Thankfully the ABC showed series six and seven weekly in blocks of two
episodes without commercials; thus the pleasure was undiluted.
1. Whatever inaccuracies there may have been in the depiction of White House procedure (apparently Clinton adviser Dick Morris was not impressed) and however impossibly smart everybody seemed, "West Wing" caught the essential flavour of politics, US style, where a squillion issues, some great, others trivial, all compete for attention in a complex legalistic and ponderous system.
2. There is a lot of emphasis on the trappings of the "imperial presidency"- flitting around the countryside in Air Force One at a cost of about $10,000 an hour, the amazing White House protocol for almost everything, the veneration of the public for the office. Louis XIV never had it so good. But then I was brought up in a country where until recently the Prime Minister's phone number was in the phone book and he used to walk the 800 metres to work. Of course the security measures don't require much justification in the land of guns for all.
3. President Jed Bartlet is indeed the liberal ideal (the show could well be called "Left Wing") but he is also a patriot, and to those of us who have to put up with the US heaving its weight around abroad this is a problem, not a matter for praise.
4. The "walking heads" delivering rapid-fire dialogue are off-putting at first, but do give the show pace; compare "Commander in Chief" which is leadenly slow (and otherwise dire) by comparison. It no doubt helps to know something about how the US political system works but generally there is enough information provided to at least follow the story.
5. The internal politics of the White House are downplayed; Bartlet's team are portrayed as uniformly bright, keen and loyal, both to the president and each other, and not interested in internecine conflict. Lucky Jed.
6. The acting from the main players is all that one could ask for they emerge as real people, but then they get a lot of air time, sometimes with most of an episode to themselves. Some of the minor roles tended to be written and played as stereotypes. My favourite was Lily Tomlin as the Pres's secretary she acted as if she could do his job herself, although Allison Janney as CJ ran a close second.
7. It must have been a fun series to create and we must thank Aaron Sorkin for the effort he made in developing this show from his "The American President" which was a piece of fluff by comparison. He got away with what must be about the talkiest show on television. Alas, things did tail off a bit after he left (after the fourth series) but the show had enough momentum to make it entertaining right to the end of Bartlet's second term, though the last few shows were rather limp.

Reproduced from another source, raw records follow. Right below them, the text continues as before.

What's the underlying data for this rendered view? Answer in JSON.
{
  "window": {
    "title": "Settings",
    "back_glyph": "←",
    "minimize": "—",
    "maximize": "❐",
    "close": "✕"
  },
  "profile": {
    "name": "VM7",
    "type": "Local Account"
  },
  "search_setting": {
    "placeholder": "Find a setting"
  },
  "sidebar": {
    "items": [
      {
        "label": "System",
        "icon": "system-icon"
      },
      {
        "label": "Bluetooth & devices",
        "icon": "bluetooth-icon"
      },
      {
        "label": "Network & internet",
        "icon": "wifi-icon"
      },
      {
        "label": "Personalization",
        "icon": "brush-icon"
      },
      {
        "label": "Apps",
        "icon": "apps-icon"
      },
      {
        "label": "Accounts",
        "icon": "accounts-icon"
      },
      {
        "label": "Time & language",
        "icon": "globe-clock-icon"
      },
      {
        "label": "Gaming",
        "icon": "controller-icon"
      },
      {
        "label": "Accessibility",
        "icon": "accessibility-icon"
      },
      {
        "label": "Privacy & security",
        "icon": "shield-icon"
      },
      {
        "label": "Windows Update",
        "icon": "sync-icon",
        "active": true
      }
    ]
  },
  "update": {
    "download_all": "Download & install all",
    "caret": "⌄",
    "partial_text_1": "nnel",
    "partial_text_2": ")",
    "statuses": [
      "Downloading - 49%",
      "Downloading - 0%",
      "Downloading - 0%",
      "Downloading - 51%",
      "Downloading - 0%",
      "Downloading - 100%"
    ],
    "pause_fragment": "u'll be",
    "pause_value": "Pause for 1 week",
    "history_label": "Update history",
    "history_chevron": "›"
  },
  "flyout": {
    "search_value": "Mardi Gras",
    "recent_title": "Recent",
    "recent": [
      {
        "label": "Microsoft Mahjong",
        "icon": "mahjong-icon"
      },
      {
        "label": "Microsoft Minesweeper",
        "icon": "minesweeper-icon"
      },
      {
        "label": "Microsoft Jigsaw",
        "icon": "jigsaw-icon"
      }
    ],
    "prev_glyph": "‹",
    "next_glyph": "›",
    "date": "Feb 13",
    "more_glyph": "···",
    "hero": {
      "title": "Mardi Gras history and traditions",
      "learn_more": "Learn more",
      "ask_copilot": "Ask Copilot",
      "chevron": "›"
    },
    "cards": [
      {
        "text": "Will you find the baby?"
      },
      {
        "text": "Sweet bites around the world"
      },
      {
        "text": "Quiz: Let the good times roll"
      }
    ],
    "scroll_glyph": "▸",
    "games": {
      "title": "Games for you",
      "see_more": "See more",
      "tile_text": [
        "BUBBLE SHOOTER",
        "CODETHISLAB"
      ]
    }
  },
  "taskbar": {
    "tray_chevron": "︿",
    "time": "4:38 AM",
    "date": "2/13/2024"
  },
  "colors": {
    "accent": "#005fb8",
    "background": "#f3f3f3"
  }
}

I just started watching this show 5 days ago. My family received the
first 3 seasons on DVD and I put it in and started watching. I'm on the
14th episode of the third season now, and having sat here for 36+ hours
watching, I must say this show is intelligent, witty, funny,
reasonable, has wonderful acting and actors, writing, and is a great
look into the White House and the government of this country.

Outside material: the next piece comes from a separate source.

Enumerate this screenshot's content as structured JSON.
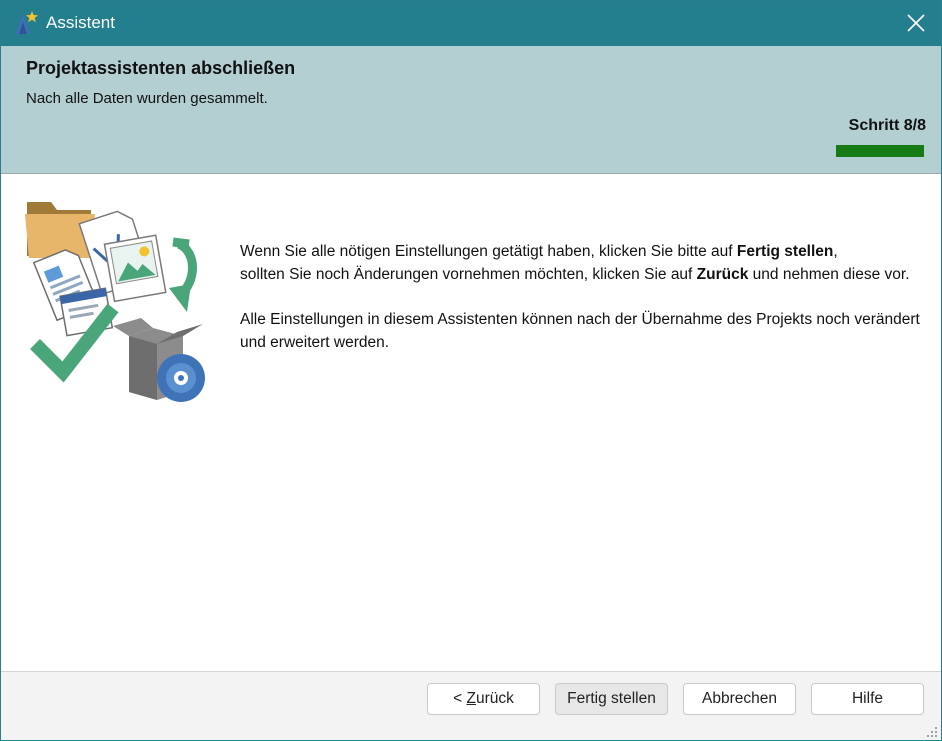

I'm only on the 3rd season and I don't know how long it will take for the others to come out on DVD (as i won't be watching the show on TV, since i don't want to miss anything) but up to this point, I LOVE this show, the characters and will continue to watch it at any opportunity available to me.
So much political reporting seems to be an attempt to fake a drama out
of little material. I missed the West Wing when it started, but am
catching up now, and find that it turns the specifics of politics into
gripping human drama with a fast pace.
The camera seems to move as quickly as the people, following one conversation, then picking up another as two corridors intersect, and going off after that conversation instead. It's a remarkably effective dramatic device, that helps generate a sense of many topics, issues and personalities all being constantly on the move in response to events.
The acting is uniformly good, and often not on screen, Martin Sheen's president remains a constant presence shaping every story.